Title ii: parental care in early childhood classes
As soon as i'm talking about child-rearing, the parents of my early childhood class have a full stomach. It's like a wonderful adventure, full of laughs, tears and countless surprises。
Now my kids are a little celebrity in kindergarten. He's like a vibrant little cyclone, always active in kindergarten. He'll be happy with it, both on stage and in the playground. And he's very loving, like a little angel, often taking the initiative to help other kids。

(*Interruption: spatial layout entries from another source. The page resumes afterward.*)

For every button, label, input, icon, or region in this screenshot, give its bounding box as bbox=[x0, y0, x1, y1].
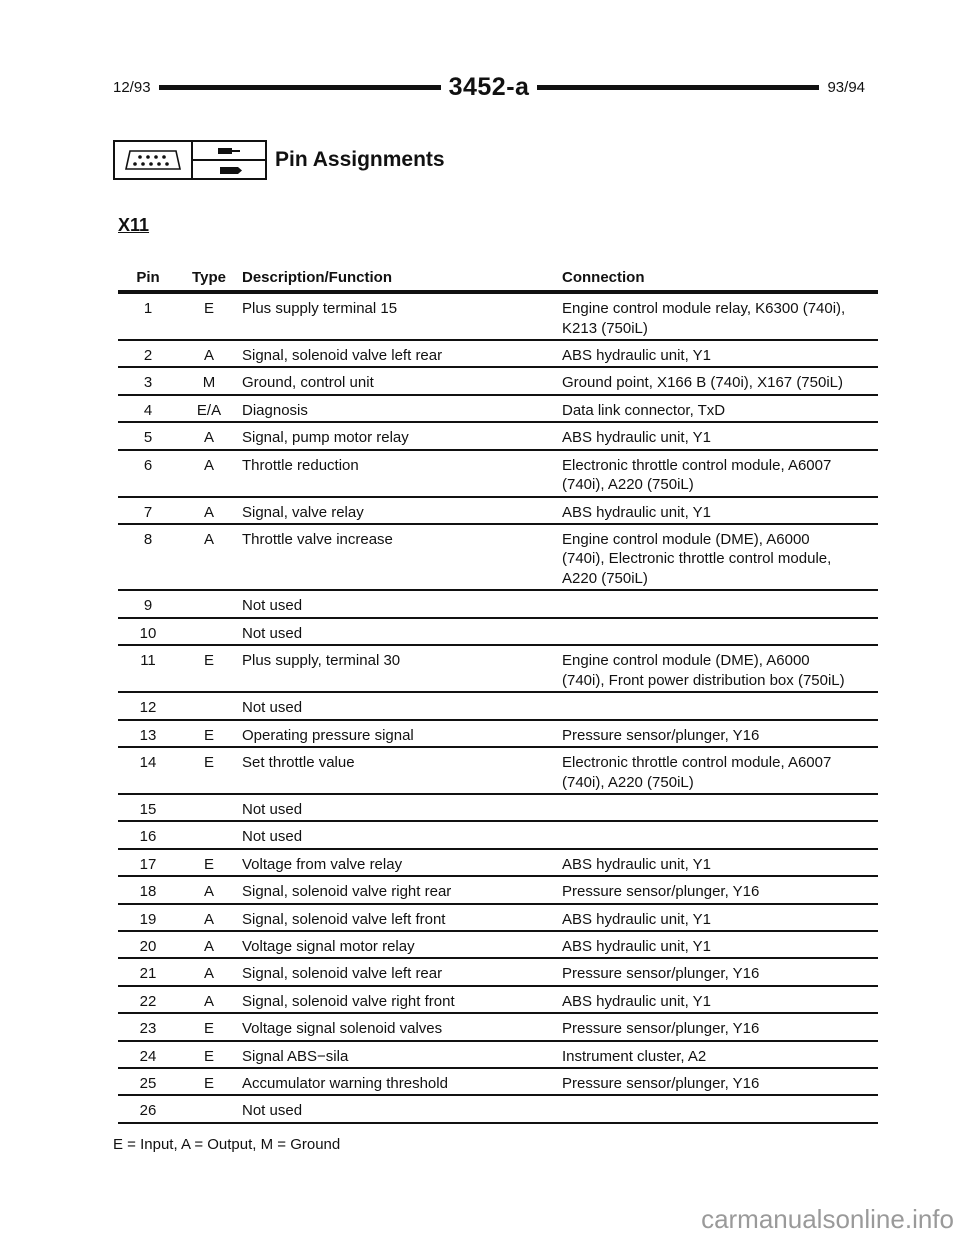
connection-cell bbox=[562, 624, 878, 644]
type-cell: M bbox=[202, 374, 216, 392]
pin-cell: 22 bbox=[139, 992, 157, 1010]
pin-cell: 5 bbox=[143, 429, 153, 447]
connection-cell bbox=[562, 698, 878, 718]
table-row bbox=[118, 294, 878, 341]
description-cell: Not used bbox=[242, 699, 303, 717]
type-cell: A bbox=[203, 937, 214, 955]
description-cell: Set throttle value bbox=[242, 754, 355, 772]
connection-cell bbox=[562, 596, 878, 616]
type-cell: A bbox=[203, 992, 214, 1010]
table-row bbox=[118, 619, 878, 646]
table-row bbox=[118, 693, 878, 720]
pin-cell: 18 bbox=[139, 883, 157, 901]
table-row bbox=[118, 1096, 878, 1123]
connection-cell: Pressure sensor/plunger, Y16 bbox=[562, 1074, 760, 1092]
pin-cell: 17 bbox=[139, 855, 157, 873]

This is the result of our long-term efforts. Take the children's reading habits. I remember when the kids ran away from books like strangers at first. I'm like a dedicated salesman, trying to get him interested in reading. And we made his little room like a fairytale world, and the bookshelf was full of colourful drawings. And then i began to tell him a story, just like sanruzod in "a thousand and one night" -- every night telling a new story. Sometimes i'm gonna stop in the best part of the story, and he's like, "then, mom?" i'd say, "if you look at the rest, you'll know." slowly, he started to pick up books like a little pirate who found a treasure。
We've done a lot of work with the kids. I used to invite his little friend to come home to play. Once, two kids fought over a toy, like two chicks. I did not intervene directly at that time, but guided them to solve their problems, like the wise men of the zheng people. And i said to them, "do you think it would hurt if you were this toy and were robbed by two people?" they listened to me, and they were ashamed to bow down. And one of the kids said, "let's play together." since then, they've been good friends。
We will also have some setbacks in the process. It's like climbing mountains. Sometimes it slips. There was a time when the kid was particularly dependent on me, like a little tail, and he followed me wherever i went. I realized it could be the result of my disproportionate protection of him. So i started deliberately giving him some chance to do his job independently. Let him make his own toys and dress himself. At first, he didn't do well, like a walking penguin. But i have been encouraging him, as the spring wind blows through the earth, to give him warmth and strength. Slowly, he became more independent。